On Wed, Jan 29, 2020, 2:52 PM kirby urner <kirby.ur...@gmail.com> wrote:

>
> More concretely, and continuing the arbitrary precision thread, one might
> think Python, with its clever duck typing, could take either floating
> point, or standard library Decimals, through precisely the same algorithm.
>
> That's so in some cases, but when we get to powering, one can't use the
> built-in pow( ) function with pow(Decimal, float), as a workaround for
> math.sqrt.  sqrt(float) is fine of course, but you need Decimal.sqrt()

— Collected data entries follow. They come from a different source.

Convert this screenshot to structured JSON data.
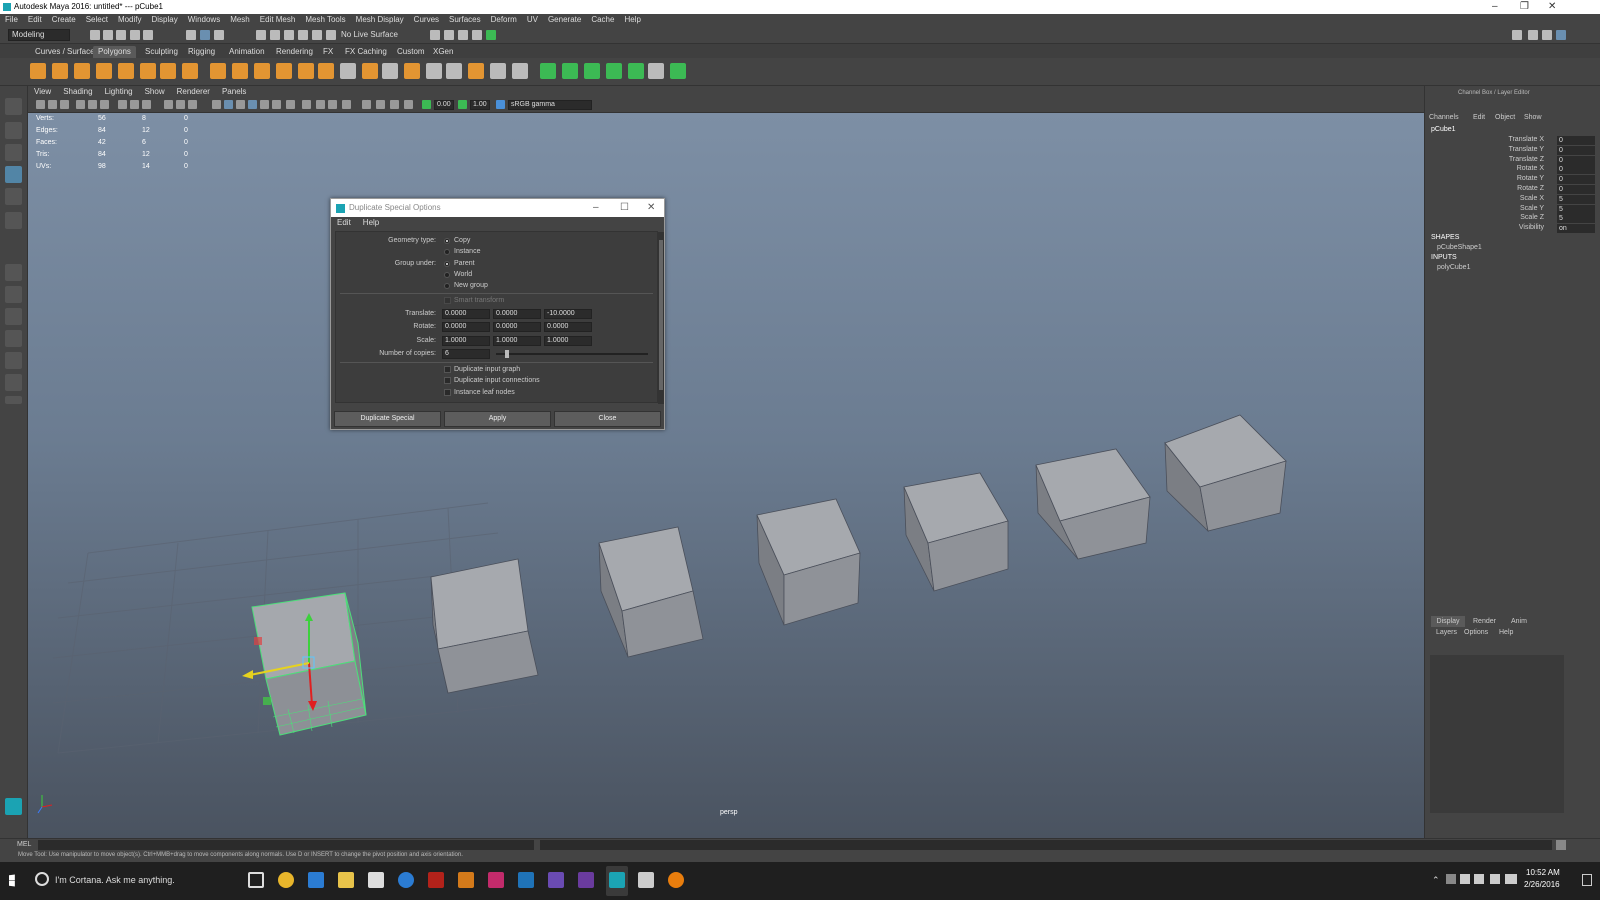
{
  "window": {
    "title": "Autodesk Maya 2016: untitled*   ---   pCube1"
  },
  "menubar": [
    "File",
    "Edit",
    "Create",
    "Select",
    "Modify",
    "Display",
    "Windows",
    "Mesh",
    "Edit Mesh",
    "Mesh Tools",
    "Mesh Display",
    "Curves",
    "Surfaces",
    "Deform",
    "UV",
    "Generate",
    "Cache",
    "Help"
  ],
  "status": {
    "menuset": "Modeling",
    "live": "No Live Surface"
  },
  "shelf_tabs": [
    "Curves / Surfaces",
    "Polygons",
    "Sculpting",
    "Rigging",
    "Animation",
    "Rendering",
    "FX",
    "FX Caching",
    "Custom",
    "XGen"
  ],
  "shelf_active": "Polygons",
  "viewport_menu": [
    "View",
    "Shading",
    "Lighting",
    "Show",
    "Renderer",
    "Panels"
  ],
  "viewport_toolbar": {
    "val1": "0.00",
    "val2": "1.00",
    "colorspace": "sRGB gamma"
  },
  "hud": [
    {
      "label": "Verts:",
      "a": "56",
      "b": "8",
      "c": "0"
    },
    {
      "label": "Edges:",
      "a": "84",
      "b": "12",
      "c": "0"
    },
    {
      "label": "Faces:",
      "a": "42",
      "b": "6",
      "c": "0"
    },
    {
      "label": "Tris:",
      "a": "84",
      "b": "12",
      "c": "0"
    },
    {
      "label": "UVs:",
      "a": "98",
      "b": "14",
      "c": "0"
    }
  ],
  "camera": "persp",
  "dialog": {
    "title": "Duplicate Special Options",
    "menu": [
      "Edit",
      "Help"
    ],
    "geometry_label": "Geometry type:",
    "geometry_options": [
      "Copy",
      "Instance"
    ],
    "group_label": "Group under:",
    "group_options": [
      "Parent",
      "World",
      "New group"
    ],
    "smart_transform": "Smart transform",
    "translate_label": "Translate:",
    "translate": [
      "0.0000",
      "0.0000",
      "-10.0000"
    ],
    "rotate_label": "Rotate:",
    "rotate": [
      "0.0000",
      "0.0000",
      "0.0000"
    ],
    "scale_label": "Scale:",
    "scale": [
      "1.0000",
      "1.0000",
      "1.0000"
    ],
    "copies_label": "Number of copies:",
    "copies": "6",
    "copies_fraction": 0.06,
    "checks": [
      "Duplicate input graph",
      "Duplicate input connections",
      "Instance leaf nodes"
    ],
    "buttons": [
      "Duplicate Special",
      "Apply",
      "Close"
    ]
  },
  "channelbox": {
    "title": "Channel Box / Layer Editor",
    "menu": [
      "Channels",
      "Edit",
      "Object",
      "Show"
    ],
    "object": "pCube1",
    "attrs": [
      {
        "n": "Translate X",
        "v": "0"
      },
      {
        "n": "Translate Y",
        "v": "0"
      },
      {
        "n": "Translate Z",
        "v": "0"
      },
      {
        "n": "Rotate X",
        "v": "0"
      },
      {
        "n": "Rotate Y",
        "v": "0"
      },
      {
        "n": "Rotate Z",
        "v": "0"
      },
      {
        "n": "Scale X",
        "v": "5"
      },
      {
        "n": "Scale Y",
        "v": "5"
      },
      {
        "n": "Scale Z",
        "v": "5"
      },
      {
        "n": "Visibility",
        "v": "on"
      }
    ],
    "shapes_h": "SHAPES",
    "shape": "pCubeShape1",
    "inputs_h": "INPUTS",
    "input": "polyCube1",
    "layer_tabs": [
      "Display",
      "Render",
      "Anim"
    ],
    "layer_menu": [
      "Layers",
      "Options",
      "Help"
    ]
  },
  "cmd": {
    "label": "MEL"
  },
  "helpline": "Move Tool: Use manipulator to move object(s). Ctrl+MMB+drag to move components along normals. Use D or INSERT to change the pivot position and axis orientation.",
  "taskbar": {
    "search": "I'm Cortana. Ask me anything.",
    "time": "10:52 AM",
    "date": "2/26/2016"
  }
}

> whereas float.sqrt() is a syntax error.  The algorithm has to "know in
> advance" what syntax to use, meaning we stray into type detection (what
> you'd think we might avoid, given numbers are numbers).
>
> I ended up with something kinda kludgey like this:
>
> def rt2(n):
> if "sqrt" in dir(n):
> return n.sqrt()
> else:
> return sqrt(n)
> A simple type check would be faster, by why not go all the way and let any
> object with a sqrt method use that instead of math.sqrt?
>
> Then I initialize my variables like this:
>
> if high:
> a = Decimal('1')
> seven = Decimal('7')
> five = Decimal('5')
> three = Decimal('3')
> else:
> a = 1
> seven = 7
> five = 5
> three = 3
>
> EF = a * rt2(seven - 3 * rt2(five))
> EH = a * (3 - rt2(five))/2
> EG = a * EF / 2
> FH = a * (rt2(five) - 1)/2
> HG = a * EG
> GF = a * rt2(three) * EG
>
> Corresponding pictures (if curious):
>
> https://mybizmo.blogspot.com/2020/01/quaker-curriculum-american-literature.html
>
> That way I get my edge lengths as either floating point or decimal,
> depending on whether high (for "high precision") is set to True.
>
> Even then though, when I feed these six edges of a tetrahedron to the
> volume formula (six edges --> volume), I come up against needing a 2nd root
> and end up duplicating the rt2 definition inside the Tetrahedron class as
> _rt2.  Details here:
>
> https://repl.it/@kurner/tetravolumes
>
> Mathematica (Wolfram Language) makes all this easier.  But that's not a
> workaday coding language most people use.
>
> Given how most other computer languages work, I think introducing IEEE 754
> floating points *in contrast with* an arbitrary precision type, is
> reassuring to students new to computers.  Why not make the most of Decimal
> and/or 3rd party gmpy2?
>
> Show them they really *can* use pi or phi to a thousand places (you'd
> think computers would be able to do that).  That's pedagogically important
> in my book.  gmpy2 has native trig and allows complex numbers.
>
> Making floating points do all the work and calling those "real numbers"
> only adds to the pure math | engineering divide I'd like to see bridged.
> Using floating points only leaves the wrong impression that computers are
> actually bad at doing ordinary math textbook computations.